While any time would be a good time to create an award for civic engagement, I think it is especially appropriate to launch this initiative at this time. Increasingly in recent years, the national discussion about higher education has come to take an extremely narrow and atomistic view of the utility of attending college. “Value” in higher education in these discussions is measured primarily in metrics focused on the individual’s post-graduation economic experience—typically by the average or modal salary range for alumni five years out—with little or no attention to the enormous value society gains by going through the time, effort, and expense to richly educate each new generation of graduates. The focus today on the economic gain to college graduates is almost a complete inversion of the tradition and expectation that girded the founding of Penn, as is evidenced by Benjamin Franklin’s own assertion at that time that an educated youth is “the surest Foundation of the Happiness both of private Families and of Common-wealths.” A university is, first and foremost, a social undertaking to create social good, he argued, that had as its chief aim the cultivation of educated individuals “qualified to serve the Publick with Honour to themselves, and to their Country.” Yes, educated people do well, but they do so by doing good.
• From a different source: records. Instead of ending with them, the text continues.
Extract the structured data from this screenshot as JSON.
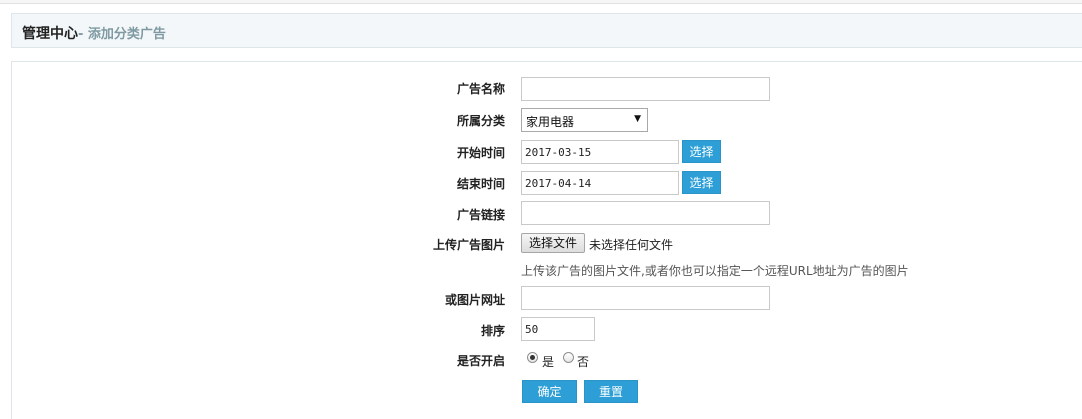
{
  "header": {
    "title": "管理中心",
    "subtitle": "- 添加分类广告"
  },
  "form": {
    "ad_name": {
      "label": "广告名称",
      "value": ""
    },
    "category": {
      "label": "所属分类",
      "value": "家用电器"
    },
    "start_time": {
      "label": "开始时间",
      "value": "2017-03-15",
      "button": "选择"
    },
    "end_time": {
      "label": "结束时间",
      "value": "2017-04-14",
      "button": "选择"
    },
    "ad_link": {
      "label": "广告链接",
      "value": ""
    },
    "upload_image": {
      "label": "上传广告图片",
      "button": "选择文件",
      "status": "未选择任何文件",
      "hint": "上传该广告的图片文件,或者你也可以指定一个远程URL地址为广告的图片"
    },
    "image_url": {
      "label": "或图片网址",
      "value": ""
    },
    "sort": {
      "label": "排序",
      "value": "50"
    },
    "enabled": {
      "label": "是否开启",
      "options": [
        {
          "label": "是",
          "checked": true
        },
        {
          "label": "否",
          "checked": false
        }
      ]
    },
    "submit_label": "确定",
    "reset_label": "重置"
  },
  "colors": {
    "accent": "#2d9fd6",
    "title_bar_bg": "#f3f7f9",
    "subtitle": "#7f9aa2"
  }
}
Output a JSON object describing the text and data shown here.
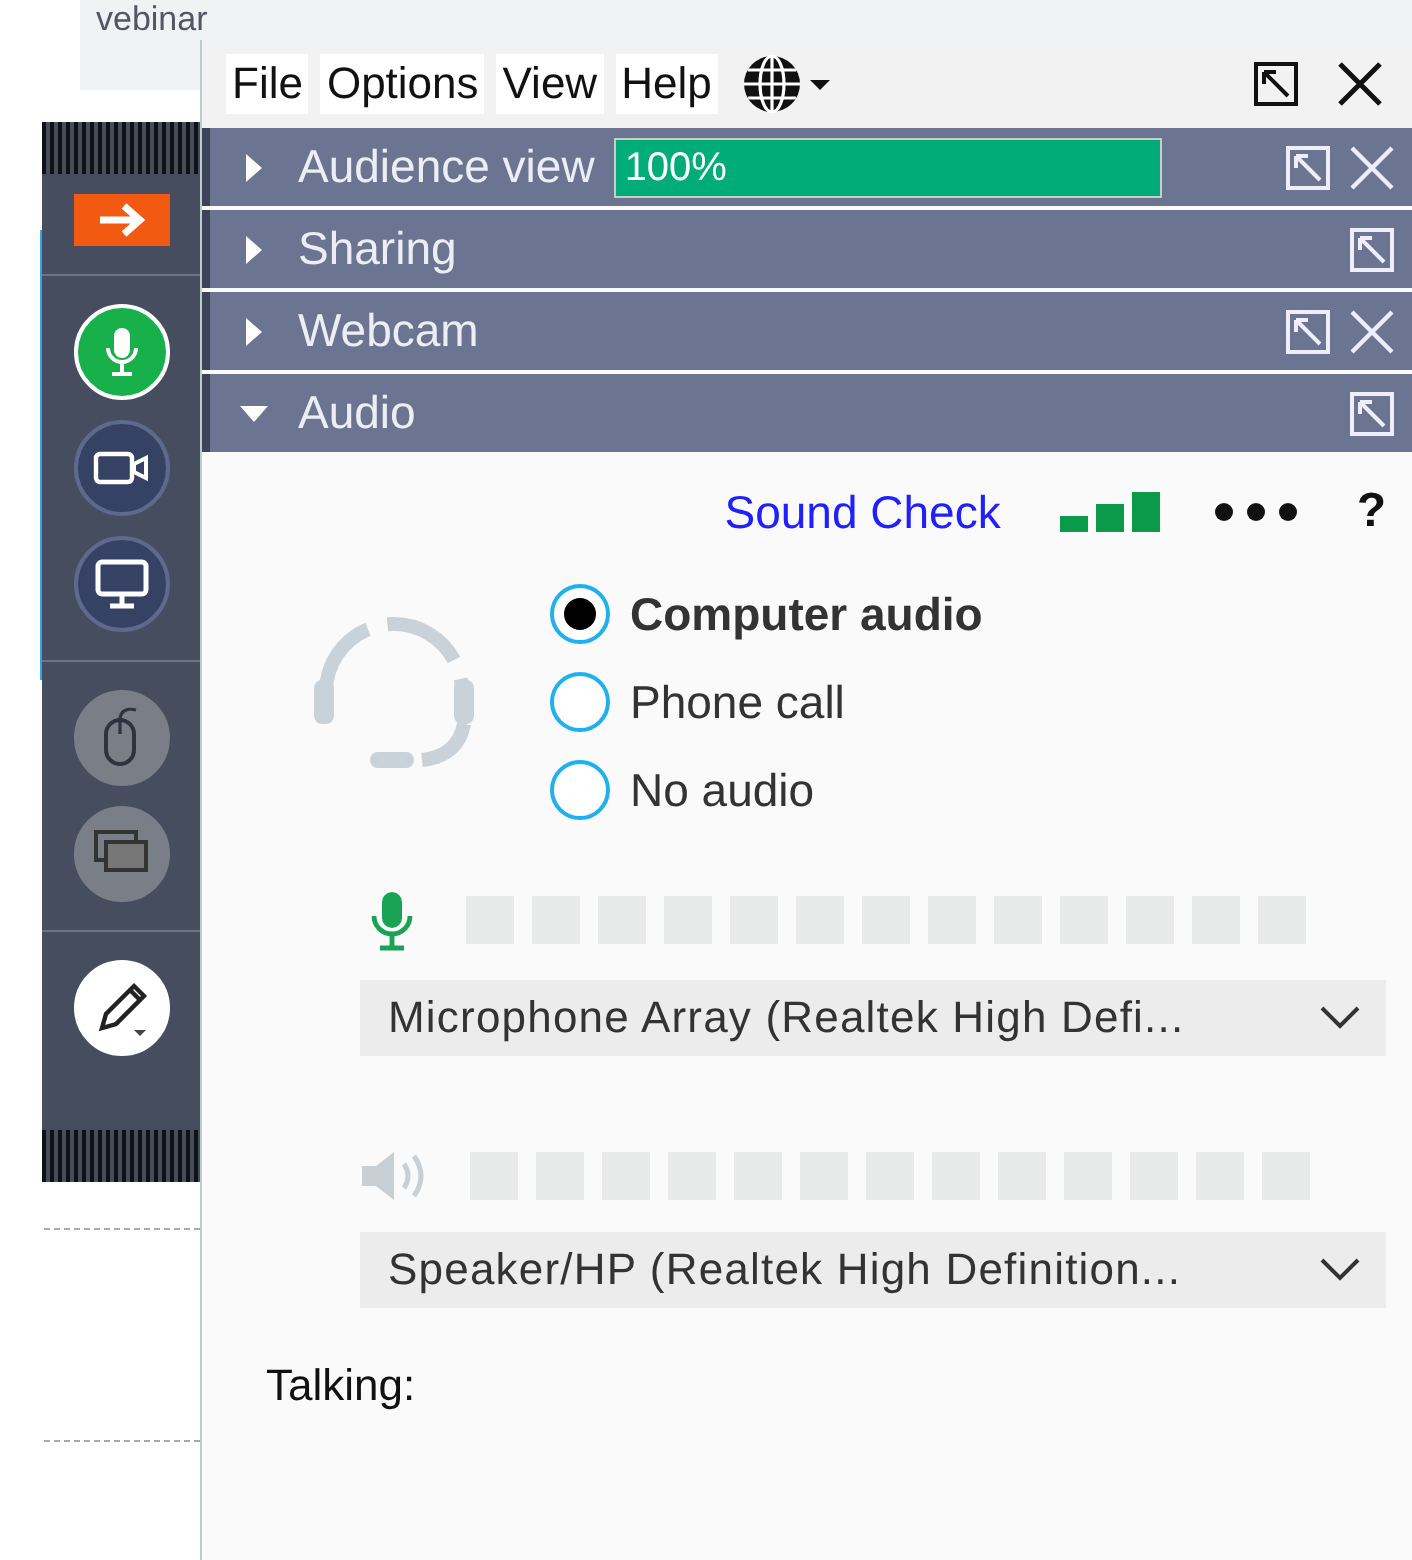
{
  "background": {
    "tab_text": "vebinar"
  },
  "menu": [
    "File",
    "Options",
    "View",
    "Help"
  ],
  "sidebar": {
    "buttons": [
      {
        "kind": "arrow",
        "on": false,
        "disabled": false
      },
      {
        "kind": "mic",
        "on": true,
        "disabled": false
      },
      {
        "kind": "camera",
        "on": false,
        "disabled": false
      },
      {
        "kind": "screen",
        "on": false,
        "disabled": false
      },
      {
        "kind": "mouse",
        "on": false,
        "disabled": true
      },
      {
        "kind": "windows",
        "on": false,
        "disabled": true
      },
      {
        "kind": "pencil",
        "on": false,
        "disabled": false
      }
    ]
  },
  "sections": [
    {
      "title": "Audience view",
      "expanded": false,
      "closable": true,
      "progress": {
        "text": "100%",
        "level": 1
      }
    },
    {
      "title": "Sharing",
      "expanded": false,
      "closable": false
    },
    {
      "title": "Webcam",
      "expanded": false,
      "closable": true
    },
    {
      "title": "Audio",
      "expanded": true,
      "closable": false
    }
  ],
  "audio": {
    "sound_check": "Sound Check",
    "help": "?",
    "options": [
      {
        "label": "Computer audio",
        "selected": true
      },
      {
        "label": "Phone call",
        "selected": false
      },
      {
        "label": "No audio",
        "selected": false
      }
    ],
    "microphone": {
      "device": "Microphone Array (Realtek High Defi..."
    },
    "speaker": {
      "device": "Speaker/HP (Realtek High Definition..."
    },
    "talking": "Talking:"
  }
}
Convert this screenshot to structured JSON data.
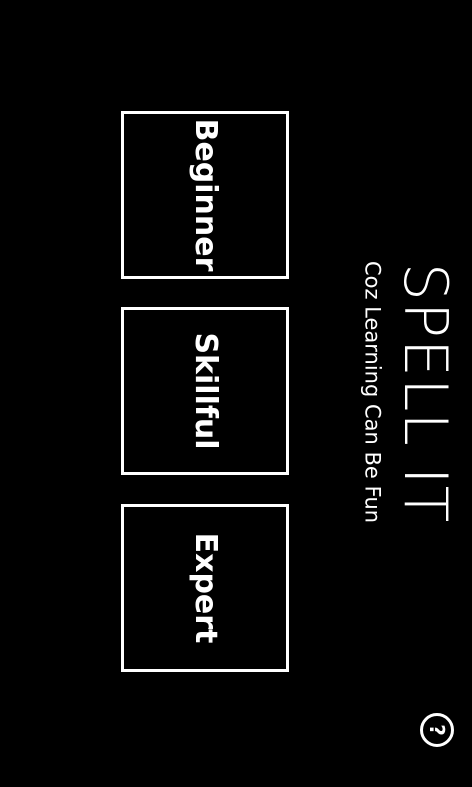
{
  "app": {
    "title": "SPELL IT",
    "tagline": "Coz Learning Can Be Fun"
  },
  "levels": [
    {
      "label": "Beginner"
    },
    {
      "label": "Skillful"
    },
    {
      "label": "Expert"
    }
  ],
  "help": {
    "glyph": "?",
    "icon": "help-icon"
  },
  "colors": {
    "background": "#000000",
    "foreground": "#ffffff"
  }
}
Considering the time, effort, and expense that students must commit in order to earn a college degree, it is reasonable to assume that the return on investment of toil, tears, and treasure for the individual must be significant. But we do the greatest disservice to both the needs of our societies and the caring and creative capacity of our graduates when we fail to encourage and support the most laudable desire of our students to do good by using what they have learned to help others, instead of merely doing well by what they earn. In my 10 years as Penn’s president, I have seen this again and again: students want our encouragement to engage in public service. They seek institutional help in resisting the siren song of maximizing income, a song that gets amplified by everything from the highly publicized college rankings that focus on post-graduation income to the totally understandable job anxiety that attends a tight post-recession economy.

Despite all the pressures to the contrary, the Penn ethos of civic engagement is strongly enough embedded in our institutional mission that I frequently hear from students who avidly want to apply their Penn education to making a better world. In just the last couple of years—without the motivating focus of a prize—Penn students have embarked on some extraordinary self-initiated projects ranging from creating an institutional food recovery program to aid local Philadelphia food banks; to a public-policy initiative to reduce Medicaid expenses and improve patient health; to empowering youth in Southern Sudan. The President’s Engagement Prize will fuel this fire for social service. The prize will give all students, including those who might otherwise think they couldn’t afford it, an added reason to put their minds to work at creating a yearlong service project. The scope and scale of President’s Engagement Prize projects will be limited only by the creativity and resourcefulness of our students—which means, I am sure from experience, they will astound us and do Penn proud!